Au même moment, le feu, que j'avais oublié, rétréci brusquement. Après une décroissance constante et rapide, il finit même par s'éteindre. Mordo prit ceci pour un signal, et se leva. Gaunt fit de même alors que Katherine regardait avec nostalgie le brasier mort, tandis qu'elle se relevait tel une fuyarde.
– Je te laisse Hudïn ! Notre pause est finie, j'ai ces deux gosses à ramener à la ville !
– Je te conseille de presser le pas mon gars ! Avec la hausse des décès à cause de la guerre, lors de la quatrième heure ces derniers temps, les veilleurs sont nombreux et costauds !
– T'en fait pas pour moi le vieux. Je balancerais Gaunt si ça chauffe ! Il me rapporte pas un rond dans cette expédition !
J'entendis le Valkins éclater de rire, tandis qu'on s'éloignait rapidement, prenant la direction de l'escalier pour reprendre l'ascension.
Je reçu un coup de coude de la part de Mordo durant la montée.
– Hey, gamin. Je te conseille de pas trop prendre la confiance.
– Qu'est-ce qui vous fait croire que je ne suis pas sur les gardes professeur ?
– Y a souvent deux types de jeunots que je croise. Les réalistes et les bouffis d'assurance… la deuxième catégorie je la repère facilement quand elle vascille pas face à Varsa où Gaunt.
Je fronçais les sourcils, ayant l'impression que Mordo attendait de moi une démonstration de faiblesse.
– Je ne sais pas ce que tu t'imagines… mais quand on est inexpérimenté comme toi, c'est plutôt une bonne chose d'avoir peur… continua Mordo avec sérieux.
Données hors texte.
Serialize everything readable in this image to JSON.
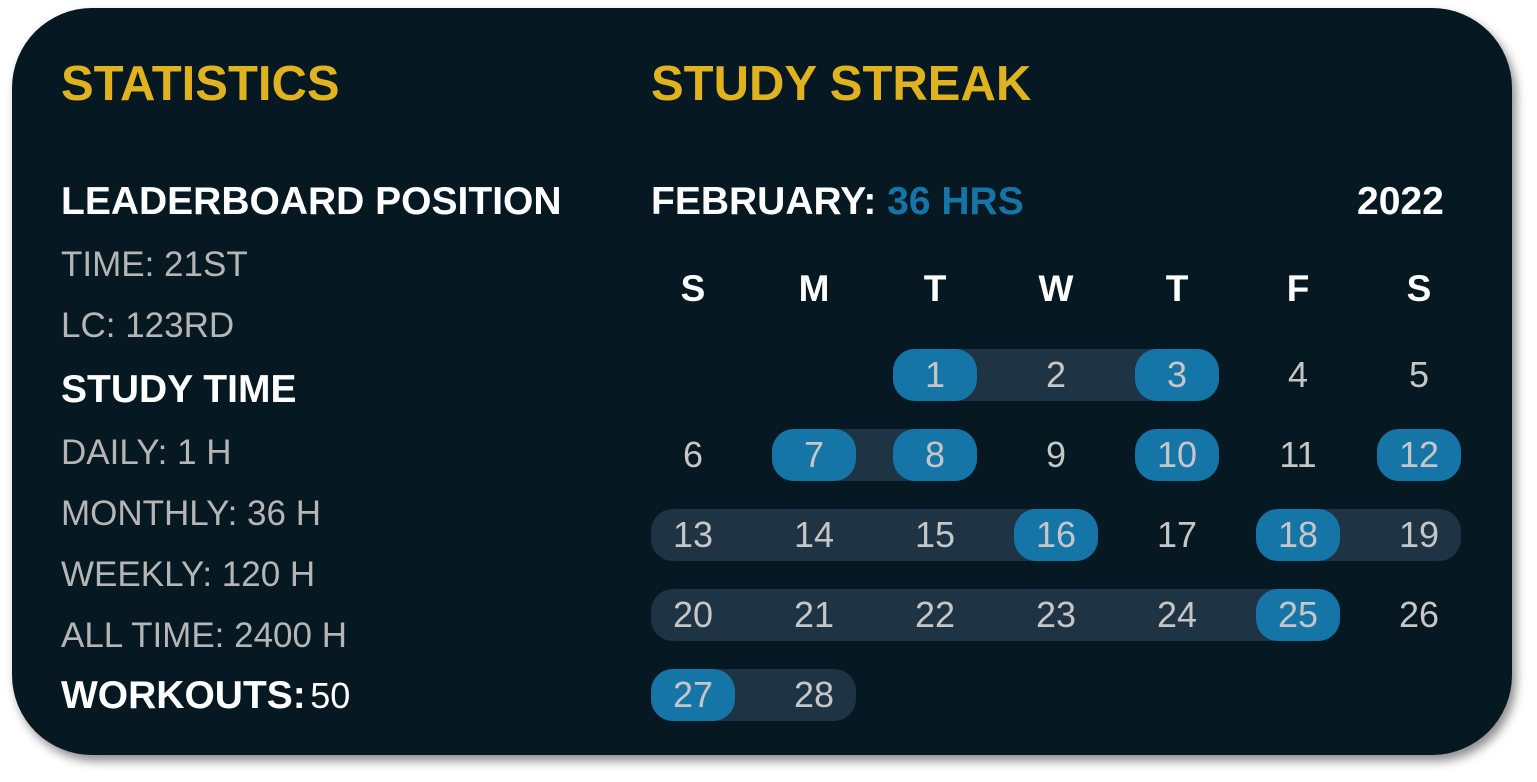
{
  "statistics": {
    "title": "STATISTICS",
    "leaderboard_heading": "LEADERBOARD POSITION",
    "leaderboard": [
      "TIME: 21ST",
      "LC: 123RD"
    ],
    "study_time_heading": "STUDY TIME",
    "study_time": [
      "DAILY: 1 H",
      "MONTHLY: 36 H",
      "WEEKLY: 120 H",
      "ALL TIME: 2400 H"
    ],
    "workouts_label": "WORKOUTS:",
    "workouts_value": "50"
  },
  "streak": {
    "title": "STUDY STREAK",
    "month_label": "FEBRUARY:",
    "month_hours": "36 HRS",
    "year": "2022",
    "weekdays": [
      "S",
      "M",
      "T",
      "W",
      "T",
      "F",
      "S"
    ],
    "first_weekday_index": 2,
    "days_in_month": 28,
    "highlighted_days": [
      1,
      3,
      7,
      8,
      10,
      12,
      16,
      18,
      25,
      27
    ],
    "streak_ranges": [
      [
        1,
        3
      ],
      [
        7,
        8
      ],
      [
        13,
        16
      ],
      [
        18,
        19
      ],
      [
        20,
        25
      ],
      [
        27,
        28
      ]
    ]
  },
  "colors": {
    "background": "#061922",
    "title": "#dfb21e",
    "accent_blue": "#1575a6",
    "streak_band": "#1e3343"
  }
}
Ton instinct est plus aiguisé…! Mais toi, il est verrouillé. Tu peux me raconter des bêtises, mais ton instinct lui ne ment jamais… sauf quand tu le bloque pour garder la tête haute…
Il finit par me dépasser, non sans ajouter d'un air grave :
– Sache que même à cloche pied et les yeux bandés quelqu'un comme Varsa pourrait te massacrer gamin… fais pas le mâle alpha quand tes capacités suivent pas, ça te coûtera la vie.
Nous avons alors poursuivi notre marche, une fois de plus dans les ténèbres les plus intenses. Pas une once de lumière pour nous guider.
On ne pouvait que suivre Mordo qui semblait toujours apte à se mouvoir même sans le moindre repère visuel. Bien que je ne soit pas toujours confiant vis-à-vis de ses compétences dans le domaine, il fallait au moins lui accorder le fait qu'il était un guide plutôt efficace dans l'obscurité.
Ses pas qu'il exagérait nous aider à le suivre au son, nous permettaient de ne pas le perdre. Il suffisait de rester sur ses talons et le tour était joué.